In The Jam III and her images featuring Throbbing Gristle, collage directs and predicts the movements of my eyes at the same time that it obstructs what I want to see. A thick ribbon of red vinyl in T.G. II obscures a face, a torso and that true locus of rock star power, the groin. Up from there shoots a diagonal ribbon of black across the cheek of the image’s other subject. His eyes are struck through too, his crotch as well. There is only an awkward, metonymic elbow undisturbed by the lines and squares that map the obvious paths of looking.

When seen as schematic, Sparks’ overlays bring to mind the experiments of Alfred Yarbus, the Soviet scientist who traced saccades, the micro-movements of the eye that are essential to vision. Wearing eyeball caps with pinhole openings and angled mirrors attached, Yarbus’ subjects answered a series of questions while viewing a Russian Realist painting by Ilya Repin, An Unexpected Visitor (1884). With each question the movements of a subject’s cornea were traced, via the mirror, onto photosensitive paper, generating graphic evidence – fields of dots connected by long dashes and lines − that depict the eye’s efforts to understand an image in relation to a query. Although Yarbus may be an unexpected visitor to a discussion of Sparks’ work, his cartographic representation of vision is conjured when ‘We Were Strangers for Too Long’ is at its best.

It is not really worth wondering whether this made up for the familiarity of Sparks’ theoretical inquiries.

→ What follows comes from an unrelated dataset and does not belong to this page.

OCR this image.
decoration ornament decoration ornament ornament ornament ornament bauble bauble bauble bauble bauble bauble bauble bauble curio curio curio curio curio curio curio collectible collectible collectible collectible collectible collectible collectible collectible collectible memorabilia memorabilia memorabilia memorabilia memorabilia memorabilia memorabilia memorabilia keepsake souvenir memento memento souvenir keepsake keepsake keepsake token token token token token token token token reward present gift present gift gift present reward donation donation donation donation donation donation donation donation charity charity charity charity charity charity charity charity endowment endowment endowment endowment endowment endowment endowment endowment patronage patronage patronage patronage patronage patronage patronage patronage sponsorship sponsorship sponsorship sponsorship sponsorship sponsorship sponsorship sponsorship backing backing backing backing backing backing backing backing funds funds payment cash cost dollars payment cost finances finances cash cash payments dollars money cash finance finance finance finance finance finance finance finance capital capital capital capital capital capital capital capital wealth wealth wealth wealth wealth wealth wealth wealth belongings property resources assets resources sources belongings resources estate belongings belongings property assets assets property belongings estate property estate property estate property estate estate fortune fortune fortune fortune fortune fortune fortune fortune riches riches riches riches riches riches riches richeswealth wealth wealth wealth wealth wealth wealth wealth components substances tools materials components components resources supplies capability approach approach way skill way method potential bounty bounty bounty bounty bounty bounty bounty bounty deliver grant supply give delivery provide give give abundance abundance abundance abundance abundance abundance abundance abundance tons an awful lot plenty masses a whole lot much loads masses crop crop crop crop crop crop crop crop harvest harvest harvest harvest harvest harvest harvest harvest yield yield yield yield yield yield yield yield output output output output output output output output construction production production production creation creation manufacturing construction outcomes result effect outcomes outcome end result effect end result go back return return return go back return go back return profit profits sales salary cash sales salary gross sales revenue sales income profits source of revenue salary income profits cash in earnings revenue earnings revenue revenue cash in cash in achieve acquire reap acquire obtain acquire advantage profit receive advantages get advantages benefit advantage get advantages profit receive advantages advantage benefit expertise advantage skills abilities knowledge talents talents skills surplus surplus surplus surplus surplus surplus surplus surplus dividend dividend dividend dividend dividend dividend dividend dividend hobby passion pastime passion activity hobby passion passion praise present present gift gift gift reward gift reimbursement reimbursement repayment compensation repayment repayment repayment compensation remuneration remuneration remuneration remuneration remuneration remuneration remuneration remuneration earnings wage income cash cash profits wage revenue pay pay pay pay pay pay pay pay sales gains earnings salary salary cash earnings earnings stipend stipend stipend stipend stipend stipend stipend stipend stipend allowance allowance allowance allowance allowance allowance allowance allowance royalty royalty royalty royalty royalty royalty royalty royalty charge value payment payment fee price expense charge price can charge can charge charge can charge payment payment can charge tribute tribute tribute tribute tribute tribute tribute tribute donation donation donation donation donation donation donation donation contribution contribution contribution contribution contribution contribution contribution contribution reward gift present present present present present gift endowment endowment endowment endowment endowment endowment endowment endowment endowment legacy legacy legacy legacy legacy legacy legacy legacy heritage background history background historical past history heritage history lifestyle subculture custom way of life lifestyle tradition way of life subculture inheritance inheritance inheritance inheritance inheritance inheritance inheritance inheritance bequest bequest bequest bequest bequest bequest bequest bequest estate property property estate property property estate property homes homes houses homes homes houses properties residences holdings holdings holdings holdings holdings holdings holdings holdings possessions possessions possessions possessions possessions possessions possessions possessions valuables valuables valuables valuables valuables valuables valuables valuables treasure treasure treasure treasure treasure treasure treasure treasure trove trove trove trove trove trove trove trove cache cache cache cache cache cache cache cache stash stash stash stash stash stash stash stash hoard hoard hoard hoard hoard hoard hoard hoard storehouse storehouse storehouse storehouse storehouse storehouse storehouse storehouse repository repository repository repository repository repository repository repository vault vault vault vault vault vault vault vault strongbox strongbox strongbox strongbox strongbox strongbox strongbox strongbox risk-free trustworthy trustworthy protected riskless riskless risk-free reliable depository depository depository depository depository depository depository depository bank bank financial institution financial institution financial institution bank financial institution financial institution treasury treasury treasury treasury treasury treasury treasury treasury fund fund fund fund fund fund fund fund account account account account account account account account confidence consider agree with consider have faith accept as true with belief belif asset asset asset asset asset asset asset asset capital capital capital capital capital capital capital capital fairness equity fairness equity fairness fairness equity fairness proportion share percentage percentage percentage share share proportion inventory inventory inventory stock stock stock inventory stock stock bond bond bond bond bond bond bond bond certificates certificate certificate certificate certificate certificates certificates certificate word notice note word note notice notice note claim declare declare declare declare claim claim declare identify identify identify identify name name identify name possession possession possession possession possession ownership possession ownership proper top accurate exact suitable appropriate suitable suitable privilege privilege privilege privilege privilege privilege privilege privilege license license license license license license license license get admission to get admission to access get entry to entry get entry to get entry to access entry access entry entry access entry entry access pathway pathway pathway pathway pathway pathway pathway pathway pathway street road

They existed next to one another, on top and just below. As in Yarbus’ experiments, it is the questions asked that determine what draws the eye, what warrants focus, how visual narratives and associations are constructed, what is remembered and what forgotten – whether ‘We Were Strangers for Too Long’ was just more Ian Curtis or an honest look at looking.

Graham T. Beck is a writer and critic based in New York, USA.